If you would like feedback regarding the suitability of an article proposal before writing the actual draft, please send us a title and abstract. However, the acceptance is always based on the complete article draft; first drafts are also considered. Contact us at editors@infoq.com for any questions or further information.
Selected topics
We welcome articles that fit into the innovator and early adopter stages of the following topics: AI, ML and Data Engineering, Software Architecture & Design, DevOps & Cloud.
Here is a more detailed list of the sub-topics for each topic:
AI, ML, & Data Engineering
Retrieval Augmented Generation (RAG), AI powered hardware, Small Language Models (SLMs), AI in Robotics aka Embodied AI, LangOps or LLMOps, Knowledge Graphs, Explainable AI, Brain Computer Interfaces, Automated Machine Learning (AutoML), Edge Interference and model training, large-scale distributed deep-learning, Generative AI/ Large Language Models (LLMs), Synthetic Data Generation, Cloud Agnostic Computing for AI, Vector Databases, Data Contracts, Data Observability, Virtual Reality - e.g. VR/AR/MR/XR, MLOps, Cognitive Services, Graph Data Analytics, IoT Platforms.

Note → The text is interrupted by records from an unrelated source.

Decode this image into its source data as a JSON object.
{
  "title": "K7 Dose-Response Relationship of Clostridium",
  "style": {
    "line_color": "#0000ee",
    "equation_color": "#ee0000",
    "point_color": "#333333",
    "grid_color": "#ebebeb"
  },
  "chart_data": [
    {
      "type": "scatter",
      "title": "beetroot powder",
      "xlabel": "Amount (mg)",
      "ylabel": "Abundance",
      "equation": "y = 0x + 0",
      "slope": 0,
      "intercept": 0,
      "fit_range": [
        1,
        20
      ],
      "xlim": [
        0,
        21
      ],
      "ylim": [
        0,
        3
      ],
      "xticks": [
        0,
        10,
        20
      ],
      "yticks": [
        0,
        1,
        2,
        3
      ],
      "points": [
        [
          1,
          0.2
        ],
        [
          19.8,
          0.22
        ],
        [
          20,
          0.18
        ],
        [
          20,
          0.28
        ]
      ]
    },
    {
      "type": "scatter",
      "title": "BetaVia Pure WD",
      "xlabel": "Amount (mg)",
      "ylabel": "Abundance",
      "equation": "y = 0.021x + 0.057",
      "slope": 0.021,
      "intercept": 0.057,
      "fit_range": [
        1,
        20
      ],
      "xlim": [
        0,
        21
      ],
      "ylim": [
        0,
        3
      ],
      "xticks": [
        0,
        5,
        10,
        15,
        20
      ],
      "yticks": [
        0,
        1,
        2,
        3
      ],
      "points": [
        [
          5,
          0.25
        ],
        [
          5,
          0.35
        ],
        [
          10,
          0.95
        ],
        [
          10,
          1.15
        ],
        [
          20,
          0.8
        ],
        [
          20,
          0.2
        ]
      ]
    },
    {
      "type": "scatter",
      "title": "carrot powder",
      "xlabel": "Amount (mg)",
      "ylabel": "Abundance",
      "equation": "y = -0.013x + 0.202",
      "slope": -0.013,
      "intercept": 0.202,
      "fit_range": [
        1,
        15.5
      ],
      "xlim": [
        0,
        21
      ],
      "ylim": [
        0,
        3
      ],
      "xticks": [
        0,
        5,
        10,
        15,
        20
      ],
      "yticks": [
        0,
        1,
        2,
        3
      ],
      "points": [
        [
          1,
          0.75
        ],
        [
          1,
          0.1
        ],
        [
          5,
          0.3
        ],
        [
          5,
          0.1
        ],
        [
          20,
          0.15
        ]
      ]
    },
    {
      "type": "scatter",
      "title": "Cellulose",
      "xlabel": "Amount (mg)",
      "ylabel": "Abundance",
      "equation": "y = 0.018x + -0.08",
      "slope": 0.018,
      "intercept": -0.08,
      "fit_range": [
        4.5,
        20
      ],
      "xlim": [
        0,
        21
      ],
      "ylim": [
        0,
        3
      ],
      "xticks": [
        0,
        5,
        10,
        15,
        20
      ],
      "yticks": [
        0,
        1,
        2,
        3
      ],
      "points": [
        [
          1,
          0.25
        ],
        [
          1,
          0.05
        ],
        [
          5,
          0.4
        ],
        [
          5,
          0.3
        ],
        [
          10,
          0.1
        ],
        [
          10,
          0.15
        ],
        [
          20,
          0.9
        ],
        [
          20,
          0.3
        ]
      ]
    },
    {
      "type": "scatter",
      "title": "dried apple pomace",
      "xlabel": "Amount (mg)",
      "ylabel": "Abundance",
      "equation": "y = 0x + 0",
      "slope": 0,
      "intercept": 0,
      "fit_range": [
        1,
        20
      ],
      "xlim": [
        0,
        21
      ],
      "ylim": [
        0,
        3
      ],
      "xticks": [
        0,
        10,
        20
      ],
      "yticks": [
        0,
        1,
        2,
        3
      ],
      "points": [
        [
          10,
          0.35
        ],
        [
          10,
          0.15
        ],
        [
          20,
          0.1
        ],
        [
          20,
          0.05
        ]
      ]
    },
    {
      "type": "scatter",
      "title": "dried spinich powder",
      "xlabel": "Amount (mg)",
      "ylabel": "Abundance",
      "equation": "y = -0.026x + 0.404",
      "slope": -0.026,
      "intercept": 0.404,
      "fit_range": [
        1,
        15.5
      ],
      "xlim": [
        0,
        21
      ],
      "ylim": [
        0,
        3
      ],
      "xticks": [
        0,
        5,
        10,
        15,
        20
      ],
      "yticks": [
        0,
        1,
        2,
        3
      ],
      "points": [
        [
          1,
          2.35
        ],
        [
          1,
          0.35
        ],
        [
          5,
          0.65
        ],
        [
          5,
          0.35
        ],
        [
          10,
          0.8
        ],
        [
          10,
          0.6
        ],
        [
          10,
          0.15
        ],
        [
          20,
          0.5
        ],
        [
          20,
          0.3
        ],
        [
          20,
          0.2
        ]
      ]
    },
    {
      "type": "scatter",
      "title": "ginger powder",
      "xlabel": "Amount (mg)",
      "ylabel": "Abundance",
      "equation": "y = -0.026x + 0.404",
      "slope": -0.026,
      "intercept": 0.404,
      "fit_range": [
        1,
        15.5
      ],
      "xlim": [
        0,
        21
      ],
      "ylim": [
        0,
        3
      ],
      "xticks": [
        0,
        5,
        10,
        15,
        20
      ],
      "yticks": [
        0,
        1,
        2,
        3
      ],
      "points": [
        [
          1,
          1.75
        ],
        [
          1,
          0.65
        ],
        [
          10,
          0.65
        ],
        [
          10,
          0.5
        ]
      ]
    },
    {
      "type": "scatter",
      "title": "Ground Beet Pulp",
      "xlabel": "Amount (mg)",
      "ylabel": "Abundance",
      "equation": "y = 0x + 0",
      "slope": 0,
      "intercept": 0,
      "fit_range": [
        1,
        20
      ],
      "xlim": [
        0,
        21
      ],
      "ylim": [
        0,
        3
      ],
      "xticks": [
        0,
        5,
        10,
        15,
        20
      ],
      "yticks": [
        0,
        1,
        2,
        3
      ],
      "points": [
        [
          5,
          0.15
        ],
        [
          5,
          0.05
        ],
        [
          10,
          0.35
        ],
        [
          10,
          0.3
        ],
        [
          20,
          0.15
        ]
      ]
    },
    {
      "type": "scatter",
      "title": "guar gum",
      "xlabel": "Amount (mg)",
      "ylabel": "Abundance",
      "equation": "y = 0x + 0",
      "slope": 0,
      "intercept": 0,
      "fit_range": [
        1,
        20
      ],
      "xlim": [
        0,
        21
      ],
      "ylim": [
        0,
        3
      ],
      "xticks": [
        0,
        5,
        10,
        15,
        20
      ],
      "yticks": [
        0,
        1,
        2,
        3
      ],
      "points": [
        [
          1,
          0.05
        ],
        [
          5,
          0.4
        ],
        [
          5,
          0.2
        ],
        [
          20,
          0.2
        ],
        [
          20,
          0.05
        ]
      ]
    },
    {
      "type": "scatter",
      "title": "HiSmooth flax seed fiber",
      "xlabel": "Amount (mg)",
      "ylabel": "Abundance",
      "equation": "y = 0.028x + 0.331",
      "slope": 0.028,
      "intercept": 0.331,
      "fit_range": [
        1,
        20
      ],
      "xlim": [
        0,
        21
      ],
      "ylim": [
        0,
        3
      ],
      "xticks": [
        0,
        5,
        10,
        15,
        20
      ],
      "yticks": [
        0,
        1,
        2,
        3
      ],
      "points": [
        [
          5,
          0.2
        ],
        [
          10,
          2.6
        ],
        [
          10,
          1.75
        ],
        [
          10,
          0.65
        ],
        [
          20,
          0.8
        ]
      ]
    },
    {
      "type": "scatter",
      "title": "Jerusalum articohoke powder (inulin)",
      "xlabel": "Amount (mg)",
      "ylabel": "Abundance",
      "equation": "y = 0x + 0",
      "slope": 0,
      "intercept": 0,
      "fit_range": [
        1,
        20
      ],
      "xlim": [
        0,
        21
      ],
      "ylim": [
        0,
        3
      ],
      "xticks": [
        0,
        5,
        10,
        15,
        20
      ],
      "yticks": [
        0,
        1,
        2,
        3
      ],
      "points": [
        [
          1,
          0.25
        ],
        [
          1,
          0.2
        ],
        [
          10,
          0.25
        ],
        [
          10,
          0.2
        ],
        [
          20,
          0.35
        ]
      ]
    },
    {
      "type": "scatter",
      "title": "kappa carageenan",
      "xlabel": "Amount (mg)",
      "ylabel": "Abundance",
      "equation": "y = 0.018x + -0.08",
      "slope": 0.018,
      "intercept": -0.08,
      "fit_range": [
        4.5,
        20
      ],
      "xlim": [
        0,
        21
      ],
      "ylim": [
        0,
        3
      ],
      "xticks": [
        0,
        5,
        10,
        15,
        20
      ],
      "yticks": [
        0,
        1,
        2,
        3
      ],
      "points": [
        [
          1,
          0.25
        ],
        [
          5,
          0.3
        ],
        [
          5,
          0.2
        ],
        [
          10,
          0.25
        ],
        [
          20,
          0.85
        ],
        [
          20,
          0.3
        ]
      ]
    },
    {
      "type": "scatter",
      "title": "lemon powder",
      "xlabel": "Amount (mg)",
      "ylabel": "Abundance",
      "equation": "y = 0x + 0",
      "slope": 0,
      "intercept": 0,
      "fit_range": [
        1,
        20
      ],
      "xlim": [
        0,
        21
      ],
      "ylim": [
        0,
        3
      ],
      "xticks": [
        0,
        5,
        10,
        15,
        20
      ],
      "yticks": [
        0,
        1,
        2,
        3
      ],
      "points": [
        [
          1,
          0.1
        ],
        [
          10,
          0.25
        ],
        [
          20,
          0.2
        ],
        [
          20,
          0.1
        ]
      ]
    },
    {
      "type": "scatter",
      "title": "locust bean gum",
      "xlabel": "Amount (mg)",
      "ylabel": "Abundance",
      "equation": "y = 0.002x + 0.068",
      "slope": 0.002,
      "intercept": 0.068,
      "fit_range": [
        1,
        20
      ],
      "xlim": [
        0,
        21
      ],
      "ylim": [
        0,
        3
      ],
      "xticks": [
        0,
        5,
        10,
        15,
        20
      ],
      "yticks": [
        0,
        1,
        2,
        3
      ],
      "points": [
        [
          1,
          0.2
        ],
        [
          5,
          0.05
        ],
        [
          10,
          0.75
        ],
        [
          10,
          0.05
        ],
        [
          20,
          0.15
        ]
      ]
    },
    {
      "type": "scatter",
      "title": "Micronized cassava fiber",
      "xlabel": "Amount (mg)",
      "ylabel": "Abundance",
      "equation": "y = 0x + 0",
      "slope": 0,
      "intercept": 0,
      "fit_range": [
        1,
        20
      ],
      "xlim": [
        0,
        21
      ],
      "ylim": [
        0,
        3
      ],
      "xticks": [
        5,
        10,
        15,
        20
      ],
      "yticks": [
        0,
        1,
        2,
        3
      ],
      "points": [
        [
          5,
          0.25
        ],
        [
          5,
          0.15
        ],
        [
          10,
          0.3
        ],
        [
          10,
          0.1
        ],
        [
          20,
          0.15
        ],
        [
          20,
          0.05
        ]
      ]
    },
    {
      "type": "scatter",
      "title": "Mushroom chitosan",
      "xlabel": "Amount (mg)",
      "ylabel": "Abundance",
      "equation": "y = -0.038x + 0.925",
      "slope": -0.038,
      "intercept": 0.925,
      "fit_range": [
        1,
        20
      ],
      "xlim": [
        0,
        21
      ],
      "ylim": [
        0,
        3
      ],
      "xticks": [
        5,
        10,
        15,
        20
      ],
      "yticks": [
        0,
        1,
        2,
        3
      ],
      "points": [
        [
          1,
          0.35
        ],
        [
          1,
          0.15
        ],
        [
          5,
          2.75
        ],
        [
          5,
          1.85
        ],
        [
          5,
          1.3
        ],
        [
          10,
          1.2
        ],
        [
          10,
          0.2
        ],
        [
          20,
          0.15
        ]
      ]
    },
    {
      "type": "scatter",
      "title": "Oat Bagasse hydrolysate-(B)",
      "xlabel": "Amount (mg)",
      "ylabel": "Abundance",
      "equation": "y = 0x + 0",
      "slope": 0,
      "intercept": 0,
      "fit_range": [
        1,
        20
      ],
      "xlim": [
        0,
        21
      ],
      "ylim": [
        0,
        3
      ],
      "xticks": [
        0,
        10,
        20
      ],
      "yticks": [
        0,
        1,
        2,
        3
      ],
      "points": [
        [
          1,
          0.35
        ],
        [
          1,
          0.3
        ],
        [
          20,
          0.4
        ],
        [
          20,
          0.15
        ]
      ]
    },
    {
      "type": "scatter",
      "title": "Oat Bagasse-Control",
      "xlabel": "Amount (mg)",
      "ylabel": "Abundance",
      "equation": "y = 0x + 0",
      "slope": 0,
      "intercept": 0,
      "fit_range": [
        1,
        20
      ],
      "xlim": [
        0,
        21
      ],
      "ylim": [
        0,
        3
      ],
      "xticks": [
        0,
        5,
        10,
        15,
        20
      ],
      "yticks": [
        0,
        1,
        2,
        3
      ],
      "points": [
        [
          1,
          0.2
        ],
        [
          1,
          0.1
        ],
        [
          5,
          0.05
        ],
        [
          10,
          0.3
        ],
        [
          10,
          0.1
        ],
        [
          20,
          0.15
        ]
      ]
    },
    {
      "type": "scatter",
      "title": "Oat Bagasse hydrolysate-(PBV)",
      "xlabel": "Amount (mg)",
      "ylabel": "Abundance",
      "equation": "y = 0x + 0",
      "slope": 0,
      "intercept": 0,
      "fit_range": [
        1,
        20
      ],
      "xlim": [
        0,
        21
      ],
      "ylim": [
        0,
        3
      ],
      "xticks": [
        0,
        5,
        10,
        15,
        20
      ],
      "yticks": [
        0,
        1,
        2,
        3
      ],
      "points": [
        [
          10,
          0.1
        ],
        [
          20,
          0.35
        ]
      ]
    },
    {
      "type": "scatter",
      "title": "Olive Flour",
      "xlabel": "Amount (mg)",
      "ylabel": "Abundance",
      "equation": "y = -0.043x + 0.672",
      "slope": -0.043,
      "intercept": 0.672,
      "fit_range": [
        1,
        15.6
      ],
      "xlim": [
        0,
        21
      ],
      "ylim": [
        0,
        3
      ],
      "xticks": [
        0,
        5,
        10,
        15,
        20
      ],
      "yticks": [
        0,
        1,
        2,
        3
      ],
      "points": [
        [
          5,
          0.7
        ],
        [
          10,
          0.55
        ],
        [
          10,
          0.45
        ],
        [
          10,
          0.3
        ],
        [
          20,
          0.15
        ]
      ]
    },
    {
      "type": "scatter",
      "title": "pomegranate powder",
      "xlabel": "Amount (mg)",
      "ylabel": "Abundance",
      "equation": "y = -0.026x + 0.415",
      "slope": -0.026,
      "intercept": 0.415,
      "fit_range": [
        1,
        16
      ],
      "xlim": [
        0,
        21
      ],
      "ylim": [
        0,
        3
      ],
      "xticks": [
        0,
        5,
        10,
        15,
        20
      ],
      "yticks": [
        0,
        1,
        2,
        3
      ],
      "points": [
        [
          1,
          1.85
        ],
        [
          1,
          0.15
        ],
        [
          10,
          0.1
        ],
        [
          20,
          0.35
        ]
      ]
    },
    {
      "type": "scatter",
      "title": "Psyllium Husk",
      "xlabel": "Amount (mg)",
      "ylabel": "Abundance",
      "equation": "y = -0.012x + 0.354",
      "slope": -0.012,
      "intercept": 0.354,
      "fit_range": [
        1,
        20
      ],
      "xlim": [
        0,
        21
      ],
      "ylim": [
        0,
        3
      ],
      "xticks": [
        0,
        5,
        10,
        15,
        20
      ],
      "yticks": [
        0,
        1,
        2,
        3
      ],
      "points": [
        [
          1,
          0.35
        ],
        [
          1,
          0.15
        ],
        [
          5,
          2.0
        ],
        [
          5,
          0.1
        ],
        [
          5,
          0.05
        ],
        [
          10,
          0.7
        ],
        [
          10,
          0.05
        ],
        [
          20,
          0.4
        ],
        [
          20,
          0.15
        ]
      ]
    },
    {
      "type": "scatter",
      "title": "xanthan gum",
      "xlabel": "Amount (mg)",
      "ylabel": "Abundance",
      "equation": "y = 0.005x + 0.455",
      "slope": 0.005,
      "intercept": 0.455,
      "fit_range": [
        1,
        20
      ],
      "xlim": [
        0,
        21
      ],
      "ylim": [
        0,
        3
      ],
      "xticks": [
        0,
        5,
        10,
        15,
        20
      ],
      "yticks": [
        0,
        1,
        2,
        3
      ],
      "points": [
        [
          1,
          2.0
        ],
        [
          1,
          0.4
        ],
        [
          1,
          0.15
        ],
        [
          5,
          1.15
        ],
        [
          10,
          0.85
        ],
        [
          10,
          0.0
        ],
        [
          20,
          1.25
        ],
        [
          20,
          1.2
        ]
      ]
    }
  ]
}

Software Architecture & Design
Cell-Based Architecture, Privacy Engineering, Green Software, GraphQL federation, НТТР/3, dApps, Platform Architecture, Socio-technical Architecture Large language models, Edge Computing, Data-Driven Architecture, Dapr, WebAssembly, Micro frontends,AsyncAPI, OpenTelemetry.
Cloud & DevOps
Data Observability, Data Mesh, Cross-cloud uniform infra automation, Application definition and orchestration, Low-code platforms, SLOS, Platform Engineering teams, Industry aggregated incident analysis, Quantum cloud computing, WebAssembly (Wasm), eBPF, Policy as Code, Service mesh, Software secure supply chain, Cross-cloud/Cloud-native hybrid approaches, No copy data sharing, Sustainability accounting, AI/ML Ops, Active-active Global DB Ops, Fullstack tracing, Continuous Testing, ChatOps, DataOps, Developer Experience "DevEx", Documentation as code, Security in the age of AI, Container Security and Observability in Kubernetes Environments, DevSecOps Best Practices for Identity & Access Management, Best Practices for API Quality and Security.
Winner Selection Process
Winners will be determined by evaluating:
- Reader interest (page views within 14 days of publication)
- Social media impact (engagement on LinkedIn, X, and Facebook)
Here's how we'll select the winners: We'll identify the top three articles based on page views within 14 days of publication. From those three, the article with the most social media engagement across the listed platforms will be awarded 1st place, the second-most engaged will receive 2nd place, and the third, 3rd place.
Page views will be counted for 14 calendar days from the article's publication date to ensure fair competition.
Winners will be notified by email and publicly announced on our social media channels, on 30 May 2025.